Phil Spector (2013) – David Mamet directs Al Pacino and a trailer full of wigs in this dramatization of Spector’s murder trial.  Helen Mirren costars as Spector’s defense attorney.  This was nominated for 13 Emmy Awards and the ceremony isn’t even until September 22, so releasing this to MOD instead of the more traditional DVD/BD route may prove to be premature.

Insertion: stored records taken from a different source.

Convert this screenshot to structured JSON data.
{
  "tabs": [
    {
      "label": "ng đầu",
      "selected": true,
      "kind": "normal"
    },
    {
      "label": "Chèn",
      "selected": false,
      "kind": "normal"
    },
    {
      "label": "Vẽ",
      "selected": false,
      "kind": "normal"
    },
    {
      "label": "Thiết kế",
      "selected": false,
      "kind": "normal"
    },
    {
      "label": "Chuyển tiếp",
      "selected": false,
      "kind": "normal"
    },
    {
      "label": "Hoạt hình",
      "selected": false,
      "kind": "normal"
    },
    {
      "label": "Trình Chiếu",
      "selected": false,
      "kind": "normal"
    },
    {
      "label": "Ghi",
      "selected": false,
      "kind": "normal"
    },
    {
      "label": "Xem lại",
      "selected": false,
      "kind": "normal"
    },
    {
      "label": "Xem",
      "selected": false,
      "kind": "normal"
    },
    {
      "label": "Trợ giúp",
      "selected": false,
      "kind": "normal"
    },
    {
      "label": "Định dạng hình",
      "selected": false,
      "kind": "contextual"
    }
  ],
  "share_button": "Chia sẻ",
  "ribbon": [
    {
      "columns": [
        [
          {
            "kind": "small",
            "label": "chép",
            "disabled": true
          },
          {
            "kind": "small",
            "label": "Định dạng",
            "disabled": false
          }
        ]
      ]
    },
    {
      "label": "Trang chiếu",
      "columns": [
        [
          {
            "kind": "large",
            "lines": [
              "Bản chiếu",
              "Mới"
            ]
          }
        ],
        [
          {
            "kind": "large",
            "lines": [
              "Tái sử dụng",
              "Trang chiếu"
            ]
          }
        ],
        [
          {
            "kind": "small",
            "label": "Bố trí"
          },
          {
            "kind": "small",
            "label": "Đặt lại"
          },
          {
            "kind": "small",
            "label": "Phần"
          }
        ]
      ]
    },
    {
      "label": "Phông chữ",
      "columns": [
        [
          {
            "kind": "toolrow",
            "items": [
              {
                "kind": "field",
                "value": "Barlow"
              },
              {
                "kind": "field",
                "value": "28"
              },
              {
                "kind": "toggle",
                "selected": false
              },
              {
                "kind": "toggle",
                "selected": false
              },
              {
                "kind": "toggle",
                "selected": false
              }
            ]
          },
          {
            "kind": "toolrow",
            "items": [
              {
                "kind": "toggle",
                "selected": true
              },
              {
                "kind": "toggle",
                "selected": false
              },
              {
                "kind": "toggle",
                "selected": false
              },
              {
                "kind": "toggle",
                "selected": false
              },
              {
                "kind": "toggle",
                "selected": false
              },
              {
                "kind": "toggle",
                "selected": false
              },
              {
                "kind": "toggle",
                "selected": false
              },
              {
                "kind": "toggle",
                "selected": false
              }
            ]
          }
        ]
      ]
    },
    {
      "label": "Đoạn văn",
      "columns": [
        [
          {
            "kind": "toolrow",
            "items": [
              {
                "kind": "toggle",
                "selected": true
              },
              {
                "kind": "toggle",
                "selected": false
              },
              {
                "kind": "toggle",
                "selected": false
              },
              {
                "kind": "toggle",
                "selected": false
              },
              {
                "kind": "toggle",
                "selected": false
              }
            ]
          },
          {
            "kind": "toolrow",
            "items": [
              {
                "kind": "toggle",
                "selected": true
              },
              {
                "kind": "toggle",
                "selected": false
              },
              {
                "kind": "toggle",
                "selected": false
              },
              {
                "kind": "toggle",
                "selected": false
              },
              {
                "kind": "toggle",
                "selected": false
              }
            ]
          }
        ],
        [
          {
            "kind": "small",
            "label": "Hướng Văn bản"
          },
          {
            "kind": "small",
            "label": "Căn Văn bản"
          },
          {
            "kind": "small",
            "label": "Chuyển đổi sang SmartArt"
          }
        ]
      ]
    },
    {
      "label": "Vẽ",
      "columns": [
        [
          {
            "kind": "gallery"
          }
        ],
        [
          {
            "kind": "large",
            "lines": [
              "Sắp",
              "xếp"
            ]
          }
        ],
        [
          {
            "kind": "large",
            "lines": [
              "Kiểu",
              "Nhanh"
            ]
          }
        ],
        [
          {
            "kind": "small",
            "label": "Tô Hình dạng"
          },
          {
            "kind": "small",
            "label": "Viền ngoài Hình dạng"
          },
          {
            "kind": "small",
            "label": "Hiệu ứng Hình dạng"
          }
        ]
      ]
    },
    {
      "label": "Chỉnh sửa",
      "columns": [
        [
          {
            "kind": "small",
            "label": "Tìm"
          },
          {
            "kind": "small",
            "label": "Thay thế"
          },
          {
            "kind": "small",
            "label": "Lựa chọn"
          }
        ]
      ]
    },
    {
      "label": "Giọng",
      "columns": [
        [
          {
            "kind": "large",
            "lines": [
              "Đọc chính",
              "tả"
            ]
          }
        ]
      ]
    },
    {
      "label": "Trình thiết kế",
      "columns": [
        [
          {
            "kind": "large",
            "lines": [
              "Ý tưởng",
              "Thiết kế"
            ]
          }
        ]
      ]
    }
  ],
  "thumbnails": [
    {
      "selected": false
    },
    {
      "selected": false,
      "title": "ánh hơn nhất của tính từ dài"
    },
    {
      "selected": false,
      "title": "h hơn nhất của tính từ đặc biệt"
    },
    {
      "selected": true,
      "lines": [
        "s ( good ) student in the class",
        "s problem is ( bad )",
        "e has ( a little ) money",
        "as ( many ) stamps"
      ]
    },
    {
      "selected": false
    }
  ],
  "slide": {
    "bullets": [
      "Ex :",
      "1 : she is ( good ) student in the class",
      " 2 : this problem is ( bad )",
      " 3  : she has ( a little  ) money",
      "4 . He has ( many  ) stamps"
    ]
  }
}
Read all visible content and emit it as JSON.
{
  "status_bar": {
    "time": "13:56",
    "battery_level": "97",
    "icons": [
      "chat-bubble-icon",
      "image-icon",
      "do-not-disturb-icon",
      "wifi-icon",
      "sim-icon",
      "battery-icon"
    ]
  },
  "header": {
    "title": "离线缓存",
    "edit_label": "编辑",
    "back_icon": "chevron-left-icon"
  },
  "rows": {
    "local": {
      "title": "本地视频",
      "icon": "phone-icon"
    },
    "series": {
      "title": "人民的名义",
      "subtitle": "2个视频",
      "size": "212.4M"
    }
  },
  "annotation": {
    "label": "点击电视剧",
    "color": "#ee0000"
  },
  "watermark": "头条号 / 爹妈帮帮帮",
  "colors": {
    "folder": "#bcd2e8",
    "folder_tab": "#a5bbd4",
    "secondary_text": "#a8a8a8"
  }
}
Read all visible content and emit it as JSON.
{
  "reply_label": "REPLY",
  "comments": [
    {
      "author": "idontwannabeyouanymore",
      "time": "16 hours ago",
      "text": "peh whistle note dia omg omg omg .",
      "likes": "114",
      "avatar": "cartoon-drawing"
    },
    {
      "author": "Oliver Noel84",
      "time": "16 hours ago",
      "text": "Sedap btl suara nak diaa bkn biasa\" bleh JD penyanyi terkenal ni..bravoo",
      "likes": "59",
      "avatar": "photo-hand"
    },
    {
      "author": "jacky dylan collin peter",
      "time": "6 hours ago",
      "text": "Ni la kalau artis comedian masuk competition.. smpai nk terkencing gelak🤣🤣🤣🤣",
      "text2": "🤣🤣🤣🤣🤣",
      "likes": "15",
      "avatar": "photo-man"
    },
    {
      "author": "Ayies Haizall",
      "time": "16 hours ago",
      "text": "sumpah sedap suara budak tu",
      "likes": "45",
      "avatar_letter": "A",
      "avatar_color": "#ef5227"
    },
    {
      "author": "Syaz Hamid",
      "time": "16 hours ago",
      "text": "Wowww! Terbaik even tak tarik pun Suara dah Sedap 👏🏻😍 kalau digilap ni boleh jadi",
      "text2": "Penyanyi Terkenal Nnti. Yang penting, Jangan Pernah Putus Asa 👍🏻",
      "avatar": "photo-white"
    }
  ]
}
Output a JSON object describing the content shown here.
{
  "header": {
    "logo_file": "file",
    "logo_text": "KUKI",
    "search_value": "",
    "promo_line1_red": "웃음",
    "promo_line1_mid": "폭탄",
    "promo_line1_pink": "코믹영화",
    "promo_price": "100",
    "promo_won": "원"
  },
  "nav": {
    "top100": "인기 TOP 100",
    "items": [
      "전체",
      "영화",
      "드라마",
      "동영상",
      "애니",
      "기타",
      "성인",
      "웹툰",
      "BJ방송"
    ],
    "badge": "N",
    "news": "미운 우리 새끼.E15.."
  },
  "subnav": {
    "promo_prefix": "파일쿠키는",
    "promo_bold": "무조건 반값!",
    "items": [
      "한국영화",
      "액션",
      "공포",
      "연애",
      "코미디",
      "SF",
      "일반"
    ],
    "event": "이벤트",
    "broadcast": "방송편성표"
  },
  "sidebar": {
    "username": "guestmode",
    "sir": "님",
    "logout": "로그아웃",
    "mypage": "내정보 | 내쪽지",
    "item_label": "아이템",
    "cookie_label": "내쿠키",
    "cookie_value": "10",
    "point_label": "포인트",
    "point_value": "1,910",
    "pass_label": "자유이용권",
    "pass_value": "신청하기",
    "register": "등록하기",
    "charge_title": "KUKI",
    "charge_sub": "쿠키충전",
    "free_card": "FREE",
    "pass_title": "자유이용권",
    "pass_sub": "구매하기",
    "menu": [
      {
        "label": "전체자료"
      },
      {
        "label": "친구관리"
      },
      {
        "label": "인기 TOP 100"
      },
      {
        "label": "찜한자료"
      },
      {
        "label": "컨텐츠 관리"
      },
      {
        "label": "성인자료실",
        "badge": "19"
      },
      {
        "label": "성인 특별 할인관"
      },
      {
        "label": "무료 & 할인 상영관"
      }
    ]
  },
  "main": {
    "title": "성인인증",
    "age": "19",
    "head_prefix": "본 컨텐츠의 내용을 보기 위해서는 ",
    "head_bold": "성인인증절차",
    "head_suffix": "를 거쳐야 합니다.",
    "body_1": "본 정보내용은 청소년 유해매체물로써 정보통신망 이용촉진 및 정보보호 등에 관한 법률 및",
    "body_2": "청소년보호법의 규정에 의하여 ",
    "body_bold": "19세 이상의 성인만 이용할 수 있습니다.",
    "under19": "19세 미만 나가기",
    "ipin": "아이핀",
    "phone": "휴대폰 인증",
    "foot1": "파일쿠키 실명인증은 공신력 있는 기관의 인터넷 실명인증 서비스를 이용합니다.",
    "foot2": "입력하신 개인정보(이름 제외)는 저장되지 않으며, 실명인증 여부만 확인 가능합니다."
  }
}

Mary And Martha (2013) – Hilary Swank and Brenda Blethyn star as mothers grieving the loss of their children to malaria, working to raise awareness of the disease in Africa.  Directed by Philip Noyce and written by Richard Curtis.



Bad Company (1972) – Jeff Bridges stars as a Civil War draft-dodger who joins a group of thieves headed west.  This underrated western marked the directorial debut of Robert Benton.

Chuka (1967) – A U.S. Army fort is under attack by Indians and only gunfighter Rod Taylor can bring peace.  Ernest Borgnine and John Mills co-star.

The Tin Star (1957) – Young sheriff Anthony Perkins enlists the help of bounty hunter Henry Fonda in taming his wild west town in this western classic from director Anthony Mann.

Waterhole #3 (1967) – James Coburn and Carroll O’Connor costar for producer Blake Edwards in this western-comedy about a frantic search for some stolen gold.

The Beautician And The Beast (1997) – Fran Drescher and Timothy Dalton, together at last!  Drescher doesn’t stray too far from her typical Queens persona as a cosmetologist hired as a tutor for dictator Dalton’s kids. Wackiness, no doubt, ensues.